V. Generation of novel promoters useful for plant genetic engineering. We have constructed a strong promoter (the "super-promoter") from transcriptional regulatory elements of the octopine synthase and mannopine synthase 2' genes. We are currently concluding an analyis of the strengths of this promoter in monocots and dicot plant species.
VI. Use of Agrobacterium to effect homologous and site-directed recombination in plants. We are using Agrobacterium vir mutants that decrease illegitimate recombination of the T-DNA with the plant genome to effect more efficient homologous and site-directed recombination in plants.
B. Relationship to the Proposed Project
The major current goal of research in my laboratory is to identify plant components necessary for Agrobacterium-mediated transformation, and to utilize this information to genetically manipulate currently recalcitrant plant species so that they can more readily be transformed. The proposed project greatly enhances my capabilities to achieve these goals by providing the resources (both financial and the benefits of a collaboration with experts in the field) to extend these investigations. Studies of plant genes regulated during the early stages of transformation and plant proteins that interact with Vir proteins will provide information to perform reverse genetic analysis of mutant plants to determine the roles of these genes and proteins in the transformation process. The identification of rat mutants will complement these efforts by directly providing information about specific genes and their functions in transformation.
A. Current Activities
I. Transfer and Integration of T-DNA. Interaction of Agrobacterium with plants is a fascinating research topic as a whole, yet we now concentrate on work analyzing the fate of T-DNA in the plant. The specific steps currently worked on are import of T-DNA into plant nuclei and integration of T-DNA. Precise integration of T-DNA is dependent on both virulence proteins VirD2 and VirE2. In the absence of functional versions of these proteins transfer is inefficient, nuclear import is severely reduced and integration of a low level of truncated versions of T-DNA is detected only. Current activities focus on in vitro analysis of T-DNA integration, using model targets and model T-DNAs.

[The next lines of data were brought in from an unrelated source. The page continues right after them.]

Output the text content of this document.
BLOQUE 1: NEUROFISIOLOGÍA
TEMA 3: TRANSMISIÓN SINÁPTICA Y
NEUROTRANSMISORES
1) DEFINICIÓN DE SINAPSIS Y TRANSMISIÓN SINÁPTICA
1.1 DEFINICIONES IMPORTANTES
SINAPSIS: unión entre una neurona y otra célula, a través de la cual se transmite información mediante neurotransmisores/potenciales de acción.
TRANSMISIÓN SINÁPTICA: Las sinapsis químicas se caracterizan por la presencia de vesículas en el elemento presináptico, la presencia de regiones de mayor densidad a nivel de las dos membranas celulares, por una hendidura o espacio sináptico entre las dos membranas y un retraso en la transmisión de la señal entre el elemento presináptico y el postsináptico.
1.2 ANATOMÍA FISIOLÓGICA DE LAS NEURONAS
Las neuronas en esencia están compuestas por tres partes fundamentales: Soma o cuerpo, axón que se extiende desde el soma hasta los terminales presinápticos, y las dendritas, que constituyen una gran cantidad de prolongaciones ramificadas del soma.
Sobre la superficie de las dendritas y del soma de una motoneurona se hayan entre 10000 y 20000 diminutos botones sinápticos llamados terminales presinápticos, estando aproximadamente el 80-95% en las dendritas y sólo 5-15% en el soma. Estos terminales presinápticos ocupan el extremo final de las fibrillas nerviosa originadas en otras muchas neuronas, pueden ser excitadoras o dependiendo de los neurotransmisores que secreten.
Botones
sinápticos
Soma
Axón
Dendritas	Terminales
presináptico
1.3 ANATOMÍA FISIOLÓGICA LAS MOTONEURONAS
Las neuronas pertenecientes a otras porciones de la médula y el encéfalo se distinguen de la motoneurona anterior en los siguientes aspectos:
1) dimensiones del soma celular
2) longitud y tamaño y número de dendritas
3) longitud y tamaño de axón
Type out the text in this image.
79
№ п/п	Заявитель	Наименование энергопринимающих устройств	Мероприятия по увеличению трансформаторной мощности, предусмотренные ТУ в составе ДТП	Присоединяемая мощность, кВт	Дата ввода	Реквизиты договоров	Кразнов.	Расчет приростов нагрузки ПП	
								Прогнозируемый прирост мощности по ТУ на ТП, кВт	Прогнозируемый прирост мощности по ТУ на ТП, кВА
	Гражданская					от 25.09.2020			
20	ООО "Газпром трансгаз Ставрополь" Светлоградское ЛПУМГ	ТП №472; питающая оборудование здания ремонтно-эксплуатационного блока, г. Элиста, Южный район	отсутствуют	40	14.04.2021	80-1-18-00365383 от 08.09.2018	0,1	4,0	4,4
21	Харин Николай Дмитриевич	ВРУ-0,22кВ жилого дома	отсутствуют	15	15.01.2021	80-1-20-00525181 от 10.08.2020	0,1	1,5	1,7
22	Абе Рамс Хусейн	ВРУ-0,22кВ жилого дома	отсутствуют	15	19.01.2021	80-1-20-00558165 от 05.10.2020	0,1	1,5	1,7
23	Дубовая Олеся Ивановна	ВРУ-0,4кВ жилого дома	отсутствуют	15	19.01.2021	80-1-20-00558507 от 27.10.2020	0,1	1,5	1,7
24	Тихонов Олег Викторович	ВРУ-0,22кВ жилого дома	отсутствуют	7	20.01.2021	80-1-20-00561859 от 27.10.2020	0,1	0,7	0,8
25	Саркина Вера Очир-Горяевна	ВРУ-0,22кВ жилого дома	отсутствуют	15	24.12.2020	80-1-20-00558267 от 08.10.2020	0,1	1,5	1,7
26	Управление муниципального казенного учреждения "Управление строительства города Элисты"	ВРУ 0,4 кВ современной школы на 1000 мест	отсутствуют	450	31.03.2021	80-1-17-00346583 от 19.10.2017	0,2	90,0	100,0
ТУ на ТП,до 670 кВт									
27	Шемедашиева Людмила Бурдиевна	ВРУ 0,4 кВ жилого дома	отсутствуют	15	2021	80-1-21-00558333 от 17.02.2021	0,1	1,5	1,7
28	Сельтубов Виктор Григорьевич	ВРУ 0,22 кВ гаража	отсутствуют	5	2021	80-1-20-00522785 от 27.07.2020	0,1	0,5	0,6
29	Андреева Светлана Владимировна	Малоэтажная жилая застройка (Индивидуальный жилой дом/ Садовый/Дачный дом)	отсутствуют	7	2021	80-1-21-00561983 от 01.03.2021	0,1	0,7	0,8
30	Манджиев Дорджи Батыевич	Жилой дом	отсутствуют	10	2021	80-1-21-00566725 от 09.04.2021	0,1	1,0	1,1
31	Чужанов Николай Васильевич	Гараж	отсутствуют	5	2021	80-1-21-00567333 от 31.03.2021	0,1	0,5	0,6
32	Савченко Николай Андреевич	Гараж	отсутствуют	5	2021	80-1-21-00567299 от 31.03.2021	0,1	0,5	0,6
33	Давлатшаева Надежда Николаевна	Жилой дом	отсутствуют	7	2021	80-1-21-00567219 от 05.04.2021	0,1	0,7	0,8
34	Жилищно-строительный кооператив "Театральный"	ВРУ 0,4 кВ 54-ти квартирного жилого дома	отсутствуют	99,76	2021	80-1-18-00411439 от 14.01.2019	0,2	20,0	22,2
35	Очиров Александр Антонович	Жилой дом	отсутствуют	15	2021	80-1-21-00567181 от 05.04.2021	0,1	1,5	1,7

II. Homologous recombination in plants. Using transgenic Arabidopsis thaliana and tobacco plants which allow quantitative determination of intrachromosomal homologous recombination we analyze influences of known mutations in various pathways on recombination. Also environmental effects, biotic and abiotic in nature, on homologous recombination are being studied.

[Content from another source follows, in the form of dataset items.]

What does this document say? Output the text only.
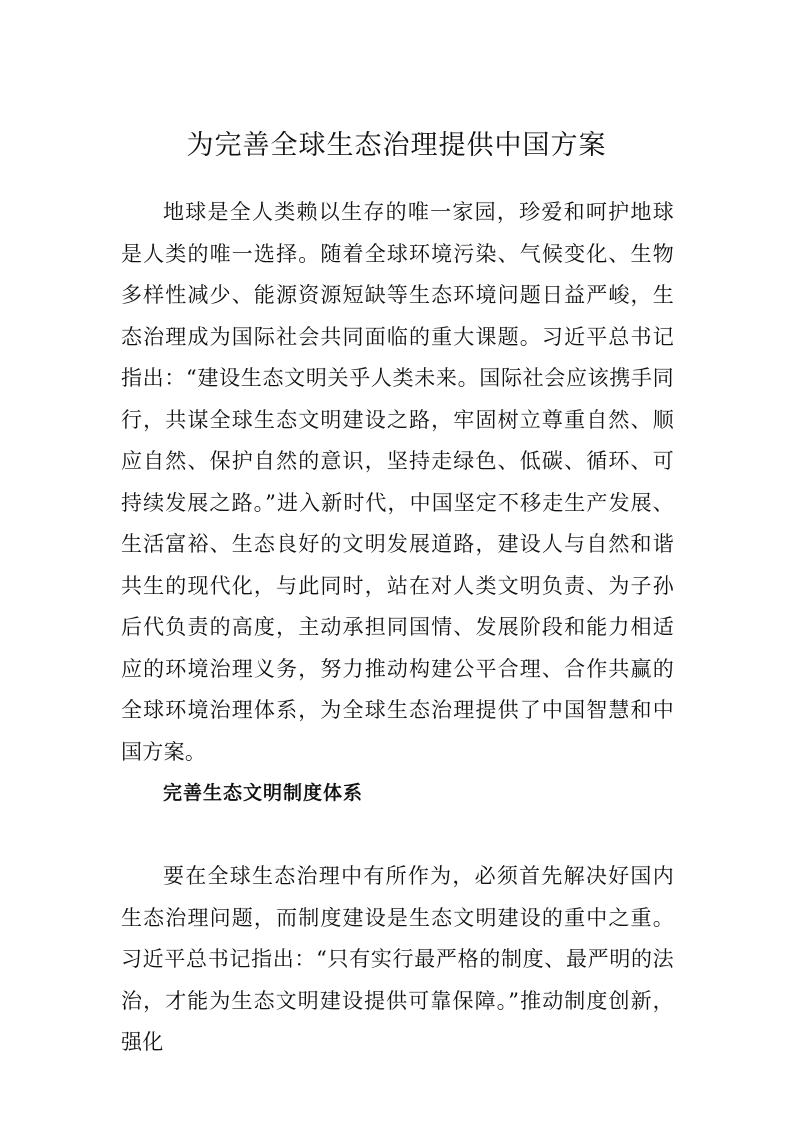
为完善全球生态治理提供中国方案

地球是全人类赖以生存的唯一家园，珍爱和呵护地球是人类的唯一选择。随着全球环境污染、气候变化、生物多样性减少、能源资源短缺等生态环境问题日益严峻，生态治理成为国际社会共同面临的重大课题。习近平总书记指出：“建设生态文明关乎人类未来。国际社会应该携手同行，共谋全球生态文明建设之路，牢固树立尊重自然、顺应自然、保护自然的意识，坚持走绿色、低碳、循环、可持续发展之路。”进入新时代，中国坚定不移走生产发展、生活富裕、生态良好的文明发展道路，建设人与自然和谐共生的现代化，与此同时，站在对人类文明负责、为子孙后代负责的高度，主动承担同国情、发展阶段和能力相适应的环境治理义务，努力推动构建公平合理、合作共赢的全球环境治理体系，为全球生态治理提供了中国智慧和中国方案。

完善生态文明制度体系

要在全球生态治理中有所作为，必须首先解决好国内生态治理问题，而制度建设是生态文明建设的重中之重。习近平总书记指出：“只有实行最严格的制度、最严明的法治，才能为生态文明建设提供可靠保障。”推动制度创新，强化
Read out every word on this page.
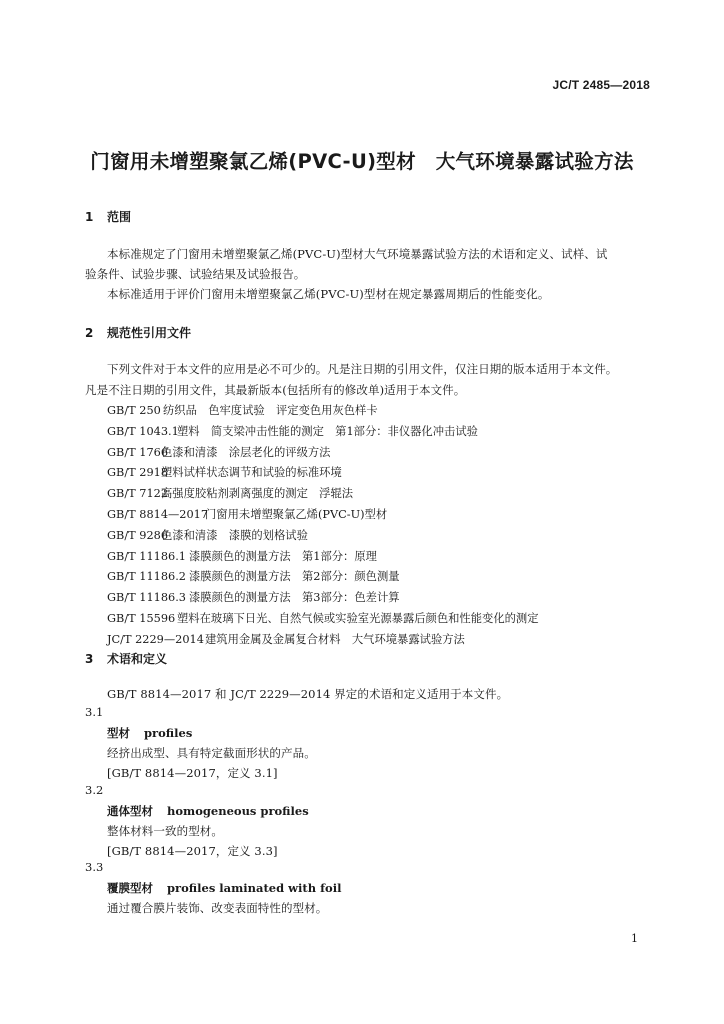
JC/T 2485—2018
门窗用未增塑聚氯乙烯(PVC-U)型材　大气环境暴露试验方法
1 范围
本标准规定了门窗用未增塑聚氯乙烯(PVC-U)型材大气环境暴露试验方法的术语和定义、试样、试
验条件、试验步骤、试验结果及试验报告。
本标准适用于评价门窗用未增塑聚氯乙烯(PVC-U)型材在规定暴露周期后的性能变化。
2 规范性引用文件
下列文件对于本文件的应用是必不可少的。凡是注日期的引用文件，仅注日期的版本适用于本文件。
凡是不注日期的引用文件，其最新版本(包括所有的修改单)适用于本文件。
GB/T 250 纺织品　色牢度试验　评定变色用灰色样卡
GB/T 1043.1塑料　简支梁冲击性能的测定　第1部分：非仪器化冲击试验
GB/T 1766色漆和清漆　涂层老化的评级方法
GB/T 2918塑料试样状态调节和试验的标准环境
GB/T 7122高强度胶粘剂剥离强度的测定　浮辊法
GB/T 8814—2017门窗用未增塑聚氯乙烯(PVC-U)型材
GB/T 9286色漆和清漆　漆膜的划格试验
GB/T 11186.1 漆膜颜色的测量方法　第1部分：原理
GB/T 11186.2 漆膜颜色的测量方法　第2部分：颜色测量
GB/T 11186.3 漆膜颜色的测量方法　第3部分：色差计算
GB/T 15596 塑料在玻璃下日光、自然气候或实验室光源暴露后颜色和性能变化的测定
JC/T 2229—2014建筑用金属及金属复合材料　大气环境暴露试验方法
3 术语和定义
GB/T 8814—2017 和 JC/T 2229—2014 界定的术语和定义适用于本文件。
3.1
型材 profiles
经挤出成型、具有特定截面形状的产品。
[GB/T 8814—2017，定义 3.1]
3.2
通体型材 homogeneous profiles
整体材料一致的型材。
[GB/T 8814—2017，定义 3.3]
3.3
覆膜型材 profiles laminated with foil
通过覆合膜片装饰、改变表面特性的型材。
1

B. Relationship to the Proposed Project
The proposed work will be of mutual benefit. The planned collaborative research will profit from my long-term experience in Agrobacterium-plant interaction on a mostly molecular-biological level. Likewise, homologous recombination is an area new for my prospective collaborators and the project integrates this work. Constructs, assays, plants and an enthusiastic personal environment (over the distance or in our institute) will be available to anybody in the project.
Conversely, the projected work, being to a good proportion a direct extension of ongoing work at our laboratory in Basel, will provide new dimensions in our thinking on Agrobacterium and plants.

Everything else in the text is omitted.